ABD Başkanı'nın makam odasındaki olayı, ana çizgileriyle bir kez daha
gözden geçirelim:
ABD Başkanı Mckinley, Garcia'ya teslim edilmek üzere Rowan'a bir mektup
verdi. Ona yalnızca, 'Bu mektubu
Garcia'ya teslim ediniz' dedi.
Rowan mektubu aldı, göğsüne bağladı, selamını verdi ve odadan
çıktı.
Lütfen dikkat ediniz: Rowan, 'Garcia nerede?' diye bir soru sormadı.
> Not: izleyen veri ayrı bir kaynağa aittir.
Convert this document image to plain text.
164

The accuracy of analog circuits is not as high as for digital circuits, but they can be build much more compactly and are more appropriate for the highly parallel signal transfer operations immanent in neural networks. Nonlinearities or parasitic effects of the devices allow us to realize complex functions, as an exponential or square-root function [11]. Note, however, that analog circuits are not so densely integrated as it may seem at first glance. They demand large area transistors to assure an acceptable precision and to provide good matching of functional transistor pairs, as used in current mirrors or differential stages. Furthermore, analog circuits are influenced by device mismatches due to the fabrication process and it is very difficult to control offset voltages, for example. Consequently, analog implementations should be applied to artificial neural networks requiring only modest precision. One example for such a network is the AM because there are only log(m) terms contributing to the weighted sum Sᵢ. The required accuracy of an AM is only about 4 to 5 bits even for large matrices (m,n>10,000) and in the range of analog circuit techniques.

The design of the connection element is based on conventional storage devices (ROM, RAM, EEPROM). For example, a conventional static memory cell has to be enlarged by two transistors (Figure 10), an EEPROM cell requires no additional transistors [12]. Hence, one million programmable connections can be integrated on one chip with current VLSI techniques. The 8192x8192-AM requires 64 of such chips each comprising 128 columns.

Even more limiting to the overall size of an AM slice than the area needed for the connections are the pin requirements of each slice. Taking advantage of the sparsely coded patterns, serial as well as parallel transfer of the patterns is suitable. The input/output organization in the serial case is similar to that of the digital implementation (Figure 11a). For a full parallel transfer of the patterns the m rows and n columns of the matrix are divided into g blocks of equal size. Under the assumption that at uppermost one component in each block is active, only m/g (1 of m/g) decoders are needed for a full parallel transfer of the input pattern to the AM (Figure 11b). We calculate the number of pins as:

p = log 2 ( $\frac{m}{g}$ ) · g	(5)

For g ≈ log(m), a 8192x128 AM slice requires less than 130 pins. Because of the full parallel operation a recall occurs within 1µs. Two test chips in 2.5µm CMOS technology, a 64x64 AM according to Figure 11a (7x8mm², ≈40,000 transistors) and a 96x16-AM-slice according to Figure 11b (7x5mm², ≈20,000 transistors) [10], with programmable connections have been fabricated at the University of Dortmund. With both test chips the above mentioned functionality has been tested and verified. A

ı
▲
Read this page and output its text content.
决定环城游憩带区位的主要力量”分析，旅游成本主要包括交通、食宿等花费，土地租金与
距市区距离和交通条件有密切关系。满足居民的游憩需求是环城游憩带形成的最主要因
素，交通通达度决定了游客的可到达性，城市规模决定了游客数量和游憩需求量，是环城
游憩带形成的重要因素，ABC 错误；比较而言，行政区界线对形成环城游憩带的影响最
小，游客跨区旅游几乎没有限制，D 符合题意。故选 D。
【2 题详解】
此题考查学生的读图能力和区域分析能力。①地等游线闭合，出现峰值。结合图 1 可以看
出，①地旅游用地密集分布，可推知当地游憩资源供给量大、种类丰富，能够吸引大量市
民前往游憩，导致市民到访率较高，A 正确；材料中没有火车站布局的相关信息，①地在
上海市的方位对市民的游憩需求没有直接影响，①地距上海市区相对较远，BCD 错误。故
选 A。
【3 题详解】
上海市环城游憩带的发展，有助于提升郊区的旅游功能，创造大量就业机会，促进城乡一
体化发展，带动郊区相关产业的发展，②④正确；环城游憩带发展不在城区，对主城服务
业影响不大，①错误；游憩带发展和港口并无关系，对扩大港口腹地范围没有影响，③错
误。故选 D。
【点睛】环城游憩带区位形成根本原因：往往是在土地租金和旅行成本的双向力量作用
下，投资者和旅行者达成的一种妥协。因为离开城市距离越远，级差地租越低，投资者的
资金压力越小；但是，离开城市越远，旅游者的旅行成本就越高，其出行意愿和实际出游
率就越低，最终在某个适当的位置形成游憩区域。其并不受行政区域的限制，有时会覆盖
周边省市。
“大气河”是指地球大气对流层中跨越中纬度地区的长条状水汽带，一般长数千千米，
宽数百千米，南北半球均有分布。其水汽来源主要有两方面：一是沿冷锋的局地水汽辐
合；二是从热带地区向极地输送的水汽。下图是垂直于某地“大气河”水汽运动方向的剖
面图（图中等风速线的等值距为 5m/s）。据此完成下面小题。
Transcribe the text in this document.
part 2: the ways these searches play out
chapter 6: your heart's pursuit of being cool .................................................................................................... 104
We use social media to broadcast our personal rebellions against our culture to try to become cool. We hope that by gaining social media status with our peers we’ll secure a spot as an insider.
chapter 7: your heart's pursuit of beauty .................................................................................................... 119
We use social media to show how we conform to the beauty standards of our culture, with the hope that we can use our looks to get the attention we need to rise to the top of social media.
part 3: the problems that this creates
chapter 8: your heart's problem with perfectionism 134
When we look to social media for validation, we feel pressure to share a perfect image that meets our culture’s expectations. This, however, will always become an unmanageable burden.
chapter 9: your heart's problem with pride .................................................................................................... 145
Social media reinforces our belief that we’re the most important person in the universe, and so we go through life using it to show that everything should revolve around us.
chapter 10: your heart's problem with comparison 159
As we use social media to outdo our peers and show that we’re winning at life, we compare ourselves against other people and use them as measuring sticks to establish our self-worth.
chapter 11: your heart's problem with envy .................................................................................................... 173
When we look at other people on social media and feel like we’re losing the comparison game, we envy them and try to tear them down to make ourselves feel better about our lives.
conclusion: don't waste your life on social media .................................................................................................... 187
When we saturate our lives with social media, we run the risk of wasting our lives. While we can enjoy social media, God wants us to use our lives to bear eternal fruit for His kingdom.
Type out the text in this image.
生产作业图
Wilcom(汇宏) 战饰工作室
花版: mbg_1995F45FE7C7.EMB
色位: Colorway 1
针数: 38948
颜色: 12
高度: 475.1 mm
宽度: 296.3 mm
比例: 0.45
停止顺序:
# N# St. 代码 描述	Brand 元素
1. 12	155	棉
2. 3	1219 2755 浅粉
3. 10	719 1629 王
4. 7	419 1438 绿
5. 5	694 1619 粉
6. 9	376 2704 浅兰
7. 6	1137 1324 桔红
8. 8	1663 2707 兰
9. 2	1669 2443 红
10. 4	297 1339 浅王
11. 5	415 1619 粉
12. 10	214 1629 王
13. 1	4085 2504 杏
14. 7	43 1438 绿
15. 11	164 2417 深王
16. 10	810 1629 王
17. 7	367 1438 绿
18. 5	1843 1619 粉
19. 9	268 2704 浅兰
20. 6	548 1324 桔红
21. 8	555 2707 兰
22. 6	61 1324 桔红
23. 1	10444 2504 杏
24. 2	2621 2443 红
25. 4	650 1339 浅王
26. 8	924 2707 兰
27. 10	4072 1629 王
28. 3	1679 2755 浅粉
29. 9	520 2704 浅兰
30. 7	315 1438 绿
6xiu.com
'Garcia kim?' diye bir soru da sormadı. Yaptığı tek şey,
kendisine verilen görevi almak oldu. Zaten kendisinden
beklenen, onun da yapması gereken buydu.
Rowan, ülkesindeki her okula heykeli dikilebilecek ve yetişen tüm
kuşaklara örnek olarak tanıtılabilecek bir 'ölümsüz
kahraman'dır. Fakat bugünün
gençleri onun kahramanlığından çok, başka bir özelliğini örnek
almak zorundadırlar. Rowan'in örnek alınması gereken özelliği,
verilen görevi sadakatle kabullenmek, o görevi yerine
getirebilmek için hemen harekete geçmek ve görevi eksiksiz
tamamlayabilmek için tüm enerjilerini bir noktada toplamak
disiplinidir.
Özetle, Garcia'ya gönderilecek mektubu almak, hemen götürmek için yola
çıkmak ve mektubu Garcia'ya teslim ederek görevi kendinden
beklenildiği güven düzeyinde tamamlamak sorumluluğu ve
terbiyesidir.
General Garcia simdi yaşamıyor, fakat yeryüzünde başka Garcia'lar var. Ve
o Garcia'lara gönderilecek başka mektuplar var. Çevremize
baktığımızda ise, genellikle güçsüz, isteksiz, gönülsüz ve
umursamaz kişilerle karsılaşıyoruz.
Yönetici olarak görev yaptığınız iş yerinizde, varsayın ki altı
yardımcınız var. Bunlardan birini çağırın ve kendisinden söyle
bir istekte bulunun:
'Lütfen benim için ansiklopediye bakıp, Corregio'nun yaşamına ilişkin
özet bir bilgi hazırlayın.' Yardımcınız size, 'Peki, efendim'
deyip, bu görevi yapmaya hemen gidecek mi?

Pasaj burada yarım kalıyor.